Venue: Drama Barn
Rating: * * *
As the lights went up on a madly staring William Seaward in full bishop’s regalia, it seemed that pantomime had succeeded in penetrating the usually more sober Drama Barn. However, it soon became apparent that Jean Genet’s play had rather more substance.
The work is nothing if not complex. Throughout, the nature of illusion and reality is explored. Set in Madame Irma’s brothel, or as she inconsistently prefers, “House of Illusions”, the central idea of image is considered through the bizarre fantasies of the clients, and later the fallout of revolution in the city outside.
A play of this scope, so explicitly designed was an ambitious project indeed, and occasionally the deeply complicated dialogue suffered from being cut. The strongest elements of the play were the more fluid scenes in the second act, when full use was made of the impressively painted stage.
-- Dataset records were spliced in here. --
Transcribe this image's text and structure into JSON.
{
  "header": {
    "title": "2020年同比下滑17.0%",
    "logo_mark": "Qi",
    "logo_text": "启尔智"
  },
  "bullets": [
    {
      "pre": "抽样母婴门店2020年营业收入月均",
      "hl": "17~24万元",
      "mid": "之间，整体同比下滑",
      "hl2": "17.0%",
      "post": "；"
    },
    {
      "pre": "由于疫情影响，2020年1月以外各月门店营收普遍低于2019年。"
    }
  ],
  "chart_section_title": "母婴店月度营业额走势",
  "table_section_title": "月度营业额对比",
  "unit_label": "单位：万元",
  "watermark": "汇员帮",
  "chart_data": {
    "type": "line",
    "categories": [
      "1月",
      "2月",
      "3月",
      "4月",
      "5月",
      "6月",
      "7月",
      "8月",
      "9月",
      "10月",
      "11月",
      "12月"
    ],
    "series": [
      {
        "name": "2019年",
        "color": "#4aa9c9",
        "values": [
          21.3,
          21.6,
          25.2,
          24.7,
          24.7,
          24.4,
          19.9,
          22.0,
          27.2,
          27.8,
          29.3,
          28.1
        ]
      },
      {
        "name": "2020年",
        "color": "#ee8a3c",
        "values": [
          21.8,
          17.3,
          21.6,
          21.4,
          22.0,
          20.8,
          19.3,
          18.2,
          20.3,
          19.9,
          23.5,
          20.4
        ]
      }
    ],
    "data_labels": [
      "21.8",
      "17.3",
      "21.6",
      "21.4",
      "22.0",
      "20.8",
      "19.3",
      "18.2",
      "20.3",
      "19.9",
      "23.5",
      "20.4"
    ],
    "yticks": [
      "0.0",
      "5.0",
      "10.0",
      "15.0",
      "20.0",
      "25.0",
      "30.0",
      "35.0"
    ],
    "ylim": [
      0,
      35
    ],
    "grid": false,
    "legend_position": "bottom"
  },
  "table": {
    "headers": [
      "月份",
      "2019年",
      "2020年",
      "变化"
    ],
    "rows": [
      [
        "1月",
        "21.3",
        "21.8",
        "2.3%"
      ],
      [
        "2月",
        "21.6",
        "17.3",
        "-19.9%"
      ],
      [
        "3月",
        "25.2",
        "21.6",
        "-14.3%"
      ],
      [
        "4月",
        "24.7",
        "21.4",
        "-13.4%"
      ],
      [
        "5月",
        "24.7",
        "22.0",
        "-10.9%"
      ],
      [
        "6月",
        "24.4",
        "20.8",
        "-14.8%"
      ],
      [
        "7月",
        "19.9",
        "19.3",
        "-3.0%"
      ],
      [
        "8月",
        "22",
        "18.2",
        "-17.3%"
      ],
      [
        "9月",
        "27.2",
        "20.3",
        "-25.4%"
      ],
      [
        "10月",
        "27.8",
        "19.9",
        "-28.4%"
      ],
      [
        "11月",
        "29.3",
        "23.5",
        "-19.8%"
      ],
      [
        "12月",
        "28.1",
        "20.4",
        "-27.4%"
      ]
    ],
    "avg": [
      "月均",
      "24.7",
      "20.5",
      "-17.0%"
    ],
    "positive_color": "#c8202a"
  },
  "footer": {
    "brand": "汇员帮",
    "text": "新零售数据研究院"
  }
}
The comic trio of Seaward, James Duckworth and Matthew Lacey were outstanding, as was Sarah Barker’s Madame Irma, though at times she lacked the regal presence the part demanded.
In a play so fundamentally concerned with creating illusion, it is ironic perhaps that the production failed to fully draw the audience into its reality; but in reducing the audience to voyeurs, peeping into Drama Barn as Irma peeps into her studios, the audience were just another level of unreality.